Sarà proprio il modo in cui Roberto Mancini deciderà di affrontare questi aspetti che ci dirà tanto sulla sua reale bravura di allenatore e sulla sua capacità di gestire un impegno di cotanta importanza che arriva al culmine di un periodo da dimenticare. Un indizio importante potrà già ricavarsi dalle prime convocazioni: il nome di Balotelli, suo pupillo da sempre, è già dato per scontato, così come quello di Criscito, allenato fino a poche settimane fa in Russia. Ebbene, viene da dire che se le novità corrispondono al ritorno di un eterno ragazzo immaturo, “bandito” dal giro della nazionale per anni causa cattiva condotta, e a quello di un giocatore che ha trascorso gli ultimi 7 anni della sua carriera militando nel campionato russo senza mai esplodere, le premesse non sono esattamente quelle di una vera rinascita.

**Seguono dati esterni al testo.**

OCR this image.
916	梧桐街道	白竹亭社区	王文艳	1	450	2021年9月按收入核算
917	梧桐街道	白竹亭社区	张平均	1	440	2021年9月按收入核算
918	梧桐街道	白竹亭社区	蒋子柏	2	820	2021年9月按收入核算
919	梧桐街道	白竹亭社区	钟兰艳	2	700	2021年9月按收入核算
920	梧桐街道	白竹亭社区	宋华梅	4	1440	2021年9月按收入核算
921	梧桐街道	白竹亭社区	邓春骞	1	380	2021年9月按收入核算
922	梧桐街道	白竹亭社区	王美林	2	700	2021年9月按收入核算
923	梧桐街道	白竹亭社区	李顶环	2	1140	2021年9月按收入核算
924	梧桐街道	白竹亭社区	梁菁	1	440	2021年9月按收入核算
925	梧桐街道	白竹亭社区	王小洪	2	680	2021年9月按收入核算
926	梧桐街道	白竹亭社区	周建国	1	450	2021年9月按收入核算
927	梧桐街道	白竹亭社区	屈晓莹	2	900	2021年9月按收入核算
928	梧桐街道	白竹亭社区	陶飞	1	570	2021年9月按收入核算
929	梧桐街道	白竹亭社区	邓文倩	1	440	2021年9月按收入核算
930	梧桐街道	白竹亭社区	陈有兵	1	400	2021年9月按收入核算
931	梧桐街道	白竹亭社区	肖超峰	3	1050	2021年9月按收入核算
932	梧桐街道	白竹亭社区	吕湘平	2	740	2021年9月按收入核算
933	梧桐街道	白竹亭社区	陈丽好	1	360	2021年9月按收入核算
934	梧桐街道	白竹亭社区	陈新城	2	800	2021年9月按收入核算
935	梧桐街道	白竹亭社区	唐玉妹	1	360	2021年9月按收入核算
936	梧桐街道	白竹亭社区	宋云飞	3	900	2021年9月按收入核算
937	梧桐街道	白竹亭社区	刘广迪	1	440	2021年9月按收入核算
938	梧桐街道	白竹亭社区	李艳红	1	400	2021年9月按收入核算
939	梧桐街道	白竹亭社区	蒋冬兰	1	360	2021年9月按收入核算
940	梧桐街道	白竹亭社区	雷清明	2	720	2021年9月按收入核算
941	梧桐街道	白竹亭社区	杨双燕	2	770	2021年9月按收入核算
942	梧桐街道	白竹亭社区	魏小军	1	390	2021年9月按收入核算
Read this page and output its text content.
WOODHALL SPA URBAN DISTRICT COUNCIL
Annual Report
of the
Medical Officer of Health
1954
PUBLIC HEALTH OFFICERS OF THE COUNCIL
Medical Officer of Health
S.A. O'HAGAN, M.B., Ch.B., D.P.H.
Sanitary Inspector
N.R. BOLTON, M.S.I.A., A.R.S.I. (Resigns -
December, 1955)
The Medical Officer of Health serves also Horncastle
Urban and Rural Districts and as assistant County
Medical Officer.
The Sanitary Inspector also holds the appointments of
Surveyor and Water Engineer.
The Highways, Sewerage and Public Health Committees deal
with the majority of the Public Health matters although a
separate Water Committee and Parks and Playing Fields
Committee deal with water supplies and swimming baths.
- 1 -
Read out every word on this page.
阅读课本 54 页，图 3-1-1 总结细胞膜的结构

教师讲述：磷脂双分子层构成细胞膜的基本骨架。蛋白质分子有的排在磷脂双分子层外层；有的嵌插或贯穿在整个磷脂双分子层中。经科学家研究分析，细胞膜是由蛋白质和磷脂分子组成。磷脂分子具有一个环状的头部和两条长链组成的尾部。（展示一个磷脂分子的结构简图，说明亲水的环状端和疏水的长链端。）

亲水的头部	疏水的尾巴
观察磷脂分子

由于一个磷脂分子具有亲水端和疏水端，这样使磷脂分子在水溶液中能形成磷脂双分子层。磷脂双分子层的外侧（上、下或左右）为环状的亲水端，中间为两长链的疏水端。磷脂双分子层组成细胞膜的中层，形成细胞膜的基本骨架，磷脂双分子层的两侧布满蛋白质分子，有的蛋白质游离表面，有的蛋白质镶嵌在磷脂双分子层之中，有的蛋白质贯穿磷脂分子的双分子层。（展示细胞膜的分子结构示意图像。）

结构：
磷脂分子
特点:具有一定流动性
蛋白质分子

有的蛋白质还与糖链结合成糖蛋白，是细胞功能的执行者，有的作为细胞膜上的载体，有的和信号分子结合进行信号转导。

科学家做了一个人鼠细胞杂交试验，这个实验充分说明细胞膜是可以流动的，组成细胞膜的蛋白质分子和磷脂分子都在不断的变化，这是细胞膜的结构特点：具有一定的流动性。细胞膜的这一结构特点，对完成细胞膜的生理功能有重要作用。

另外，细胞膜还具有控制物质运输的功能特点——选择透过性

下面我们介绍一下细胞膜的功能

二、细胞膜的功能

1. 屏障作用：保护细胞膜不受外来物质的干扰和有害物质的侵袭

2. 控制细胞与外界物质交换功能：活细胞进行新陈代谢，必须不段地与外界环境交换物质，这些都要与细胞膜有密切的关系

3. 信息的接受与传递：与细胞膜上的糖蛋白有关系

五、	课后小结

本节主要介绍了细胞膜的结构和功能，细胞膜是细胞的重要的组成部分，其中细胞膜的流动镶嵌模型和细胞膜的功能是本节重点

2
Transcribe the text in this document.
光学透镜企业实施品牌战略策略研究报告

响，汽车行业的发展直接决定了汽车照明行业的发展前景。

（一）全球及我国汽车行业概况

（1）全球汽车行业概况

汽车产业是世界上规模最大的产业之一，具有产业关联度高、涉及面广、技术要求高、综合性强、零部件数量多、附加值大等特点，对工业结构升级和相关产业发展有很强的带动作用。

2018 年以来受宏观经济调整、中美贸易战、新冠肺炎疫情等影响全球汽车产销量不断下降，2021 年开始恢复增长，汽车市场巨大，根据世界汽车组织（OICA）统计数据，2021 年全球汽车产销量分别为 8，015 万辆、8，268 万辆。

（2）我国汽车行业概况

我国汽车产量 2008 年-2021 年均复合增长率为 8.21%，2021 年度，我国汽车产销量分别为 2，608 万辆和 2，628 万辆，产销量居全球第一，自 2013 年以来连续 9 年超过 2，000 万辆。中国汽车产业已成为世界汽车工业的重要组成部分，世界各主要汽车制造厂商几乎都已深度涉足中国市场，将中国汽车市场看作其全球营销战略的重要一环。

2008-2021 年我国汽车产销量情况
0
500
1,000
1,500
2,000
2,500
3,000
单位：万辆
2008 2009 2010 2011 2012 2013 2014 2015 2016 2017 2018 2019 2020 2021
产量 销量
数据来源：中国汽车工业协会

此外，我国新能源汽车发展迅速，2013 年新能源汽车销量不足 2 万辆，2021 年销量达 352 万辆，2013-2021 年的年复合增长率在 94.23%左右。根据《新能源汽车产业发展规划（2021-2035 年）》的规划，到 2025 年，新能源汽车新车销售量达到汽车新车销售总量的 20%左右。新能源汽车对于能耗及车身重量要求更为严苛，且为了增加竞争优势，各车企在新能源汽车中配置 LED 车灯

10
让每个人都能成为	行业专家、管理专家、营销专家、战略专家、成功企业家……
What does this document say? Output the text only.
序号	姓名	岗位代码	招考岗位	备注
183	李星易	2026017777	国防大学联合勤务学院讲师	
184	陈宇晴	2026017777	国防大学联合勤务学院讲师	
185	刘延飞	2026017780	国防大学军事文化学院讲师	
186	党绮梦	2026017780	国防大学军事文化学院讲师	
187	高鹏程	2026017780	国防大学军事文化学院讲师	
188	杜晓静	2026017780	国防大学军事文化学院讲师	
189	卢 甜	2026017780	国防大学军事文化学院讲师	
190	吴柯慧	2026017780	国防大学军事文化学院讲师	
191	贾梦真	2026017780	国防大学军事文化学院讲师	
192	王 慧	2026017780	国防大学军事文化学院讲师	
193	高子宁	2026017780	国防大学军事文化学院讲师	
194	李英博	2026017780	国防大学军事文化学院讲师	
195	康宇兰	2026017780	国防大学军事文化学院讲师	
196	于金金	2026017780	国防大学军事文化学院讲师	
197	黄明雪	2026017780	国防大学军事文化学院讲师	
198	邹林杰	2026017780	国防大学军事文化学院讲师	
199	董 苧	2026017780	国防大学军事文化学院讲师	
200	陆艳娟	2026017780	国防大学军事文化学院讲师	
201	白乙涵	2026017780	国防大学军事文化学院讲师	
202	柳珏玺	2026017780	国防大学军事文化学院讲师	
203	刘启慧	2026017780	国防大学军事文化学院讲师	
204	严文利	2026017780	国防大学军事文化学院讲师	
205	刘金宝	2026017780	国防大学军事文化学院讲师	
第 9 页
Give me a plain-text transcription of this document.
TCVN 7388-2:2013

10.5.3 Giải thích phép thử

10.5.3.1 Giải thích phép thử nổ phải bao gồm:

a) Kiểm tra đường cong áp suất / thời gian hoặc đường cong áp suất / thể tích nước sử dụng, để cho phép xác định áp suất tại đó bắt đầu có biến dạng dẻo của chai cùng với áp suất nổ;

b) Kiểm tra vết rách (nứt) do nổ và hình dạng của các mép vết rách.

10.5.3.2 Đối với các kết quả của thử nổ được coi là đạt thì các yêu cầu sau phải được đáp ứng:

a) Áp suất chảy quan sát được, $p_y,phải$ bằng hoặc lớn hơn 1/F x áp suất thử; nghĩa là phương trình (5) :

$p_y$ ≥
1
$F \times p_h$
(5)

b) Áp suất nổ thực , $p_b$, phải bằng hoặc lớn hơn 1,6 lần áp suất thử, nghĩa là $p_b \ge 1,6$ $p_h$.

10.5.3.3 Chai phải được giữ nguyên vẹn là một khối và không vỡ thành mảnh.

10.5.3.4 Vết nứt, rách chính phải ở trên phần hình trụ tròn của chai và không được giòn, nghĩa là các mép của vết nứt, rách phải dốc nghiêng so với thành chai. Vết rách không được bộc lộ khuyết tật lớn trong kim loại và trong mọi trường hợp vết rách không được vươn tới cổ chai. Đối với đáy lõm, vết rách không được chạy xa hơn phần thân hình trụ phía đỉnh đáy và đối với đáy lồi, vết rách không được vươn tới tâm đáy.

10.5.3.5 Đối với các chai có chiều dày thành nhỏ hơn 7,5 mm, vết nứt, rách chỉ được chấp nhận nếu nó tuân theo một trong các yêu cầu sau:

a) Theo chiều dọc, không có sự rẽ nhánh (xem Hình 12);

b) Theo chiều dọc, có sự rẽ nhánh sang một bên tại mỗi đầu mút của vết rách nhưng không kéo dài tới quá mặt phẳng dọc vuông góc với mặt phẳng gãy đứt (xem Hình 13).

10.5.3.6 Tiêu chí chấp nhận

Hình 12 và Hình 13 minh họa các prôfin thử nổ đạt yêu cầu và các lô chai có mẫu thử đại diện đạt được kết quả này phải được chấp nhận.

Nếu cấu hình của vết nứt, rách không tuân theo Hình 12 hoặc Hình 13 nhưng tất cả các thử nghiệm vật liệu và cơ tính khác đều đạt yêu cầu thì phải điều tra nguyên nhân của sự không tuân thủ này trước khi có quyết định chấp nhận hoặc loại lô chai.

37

Nel frattempo, il Mondiale di Calcio in Russia è alle porte, mancano appena 30 giorni e noi italiani ci ritroveremo a vivere l’orrenda sensazione di non avere una squadra da supportare. Pertanto, se c’è una cosa che chiediamo a Roberto Mancini è quella di non costringerci nuovamente a vivere lo spettacolo calcistico più bello del mondo da spettatori.